The Wife of Bath begins the prologue to her tale by boasting of her experience in marriage. She has already married five men, and she ignores the idea that this is a reproach to Christian principles. She is adhering only to the principle of being fruitful and multiply. She cites the case of King Solomon, who had multiple wives, and tells that she welcomes the opportunity for her sixth husband. She also points out that Jesus never lays down a law about virginity. Then she decides to speak about each of her husbands. Three were good and two were young men. The good ones were kind, rich and old. She would withhold sex from them to get the riches they might offer her. She would use guilt and jealousy against them, along with other manipulative techniques. The fourth husband she married was young. He was a reveller and had a mistress as well as a wife. He was a match for the Wife of Bath, sharing some similar qualities, but he soon died. The fifth husband was the cruellest to her, since once he struck her so hard on the ear that she lost hearing, because she tore a page from one of his books. He would cite examples that indicated a wife should be submissive, as describes the passage she tore from the book. She complains that the stories that denigrate women are written by monks who have no experience with them, and that the stories would be different if women wrote them. After Jankin struck her, she appeared dead, but when she revived he was so penitent that he ceded all authority in the marriage to her. From that point onward she was kind to him, for he had given her what she truly wanted.

The Wife of Bath is the most fully realized character in the Canterbury Tales. Headstrong, boisterous and opinionated, she wages a struggle against the denigration of women and the taboos against female sexuality. She issues a number of rebuttals against strict religious claims for chastity and monogamy, using Biblical examples to show that the Bible does not condemn all expressions of sexuality, even outside of marriage. She claims that the reason for the bias against women is due to the lack of experience and contact with women of those who write the text. It is this antipathy to intellectual arguments against femininity that causes her to tear the pages from Jankin's book.

The Wife of Bath's crusade opens the prologue to modern interpretations that reconfigure the Wife of Bath as a feminist icon, but she is no unabashed modern heroine. She is manipulative, using her sexuality as a weapon against her husbands in order to shame them into providing for her. She can be a harridan and a harpy, accusing her husbands of ingratitude and withholding sex to extract gifts. In the Wife's boasts of these strategies, she indicates that they were a necessity; she has been afforded so few benefits that she must use her sexuality to gain a dominance over her husbands.
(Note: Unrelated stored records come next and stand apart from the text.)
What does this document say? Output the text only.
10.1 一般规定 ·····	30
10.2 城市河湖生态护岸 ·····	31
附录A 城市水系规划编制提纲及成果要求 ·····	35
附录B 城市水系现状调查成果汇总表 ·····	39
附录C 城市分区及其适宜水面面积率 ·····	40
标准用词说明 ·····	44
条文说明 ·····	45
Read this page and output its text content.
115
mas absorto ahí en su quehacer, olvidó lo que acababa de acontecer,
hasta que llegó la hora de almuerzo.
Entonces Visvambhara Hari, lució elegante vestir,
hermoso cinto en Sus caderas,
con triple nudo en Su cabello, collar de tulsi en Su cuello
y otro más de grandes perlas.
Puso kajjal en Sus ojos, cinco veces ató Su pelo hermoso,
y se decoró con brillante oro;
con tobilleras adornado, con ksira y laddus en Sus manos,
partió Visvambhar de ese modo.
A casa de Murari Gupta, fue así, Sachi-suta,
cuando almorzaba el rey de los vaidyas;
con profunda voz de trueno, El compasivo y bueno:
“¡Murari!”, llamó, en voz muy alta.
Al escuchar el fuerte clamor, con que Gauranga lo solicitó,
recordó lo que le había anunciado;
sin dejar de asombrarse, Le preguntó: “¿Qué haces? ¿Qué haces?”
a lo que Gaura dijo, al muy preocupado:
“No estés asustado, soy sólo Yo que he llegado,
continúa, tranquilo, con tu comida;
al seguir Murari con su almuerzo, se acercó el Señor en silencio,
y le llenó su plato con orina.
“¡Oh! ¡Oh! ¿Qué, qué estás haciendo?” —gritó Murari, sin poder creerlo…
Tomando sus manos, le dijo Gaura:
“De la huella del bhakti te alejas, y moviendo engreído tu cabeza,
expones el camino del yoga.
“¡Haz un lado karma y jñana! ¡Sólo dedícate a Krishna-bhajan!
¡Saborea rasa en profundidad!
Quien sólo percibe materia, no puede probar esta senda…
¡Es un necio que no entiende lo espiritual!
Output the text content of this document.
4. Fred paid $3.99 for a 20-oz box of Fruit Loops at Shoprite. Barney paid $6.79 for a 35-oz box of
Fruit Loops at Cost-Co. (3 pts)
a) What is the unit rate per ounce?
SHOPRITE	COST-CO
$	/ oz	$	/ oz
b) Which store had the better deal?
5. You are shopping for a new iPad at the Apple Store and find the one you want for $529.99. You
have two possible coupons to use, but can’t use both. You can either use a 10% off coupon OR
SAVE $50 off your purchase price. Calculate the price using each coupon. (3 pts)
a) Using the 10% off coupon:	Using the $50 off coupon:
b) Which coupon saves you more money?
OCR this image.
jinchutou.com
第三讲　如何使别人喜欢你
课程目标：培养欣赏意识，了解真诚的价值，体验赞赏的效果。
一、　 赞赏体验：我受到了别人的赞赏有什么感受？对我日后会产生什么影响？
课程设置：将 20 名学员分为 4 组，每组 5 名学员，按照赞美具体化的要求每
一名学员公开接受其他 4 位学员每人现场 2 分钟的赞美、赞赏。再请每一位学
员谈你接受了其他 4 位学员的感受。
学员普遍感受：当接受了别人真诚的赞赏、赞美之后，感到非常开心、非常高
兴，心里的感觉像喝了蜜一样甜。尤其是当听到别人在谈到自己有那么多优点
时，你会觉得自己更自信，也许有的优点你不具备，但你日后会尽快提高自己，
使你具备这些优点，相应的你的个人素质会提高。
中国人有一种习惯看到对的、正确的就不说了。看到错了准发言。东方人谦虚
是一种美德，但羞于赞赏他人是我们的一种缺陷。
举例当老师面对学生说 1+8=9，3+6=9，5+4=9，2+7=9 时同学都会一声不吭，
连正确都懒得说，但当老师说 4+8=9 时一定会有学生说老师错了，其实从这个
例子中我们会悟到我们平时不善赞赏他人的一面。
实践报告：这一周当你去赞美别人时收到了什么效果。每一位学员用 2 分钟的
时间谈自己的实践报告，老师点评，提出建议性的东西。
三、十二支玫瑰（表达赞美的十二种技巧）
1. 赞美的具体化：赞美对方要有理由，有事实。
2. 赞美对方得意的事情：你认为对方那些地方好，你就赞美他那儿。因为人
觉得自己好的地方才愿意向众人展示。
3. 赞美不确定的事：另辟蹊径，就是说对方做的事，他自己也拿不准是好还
The Wife of Bath is in a very precarious situation, because she's in danger of losing her place in society.

The Wife of Bath uses a language of commerce throughout her tale in reference to marriage. Her manipulations can be seen as an economic shrewdness. She recognizes marriage for what it is and brings that quality to the fore. The theme of the Wife of Bath's Tale is thus not female equality in marriage, but rather the power struggles between husband and wife. She doesn't seek an equal partnership with a husband, but a situation in which she has control over her spouse. The Wife of Bath indicates that it's only in a marriage where the wife has control over her husband. When Jankin attempted to exert control over her and struck her down, she reasserted her control over him through guilt.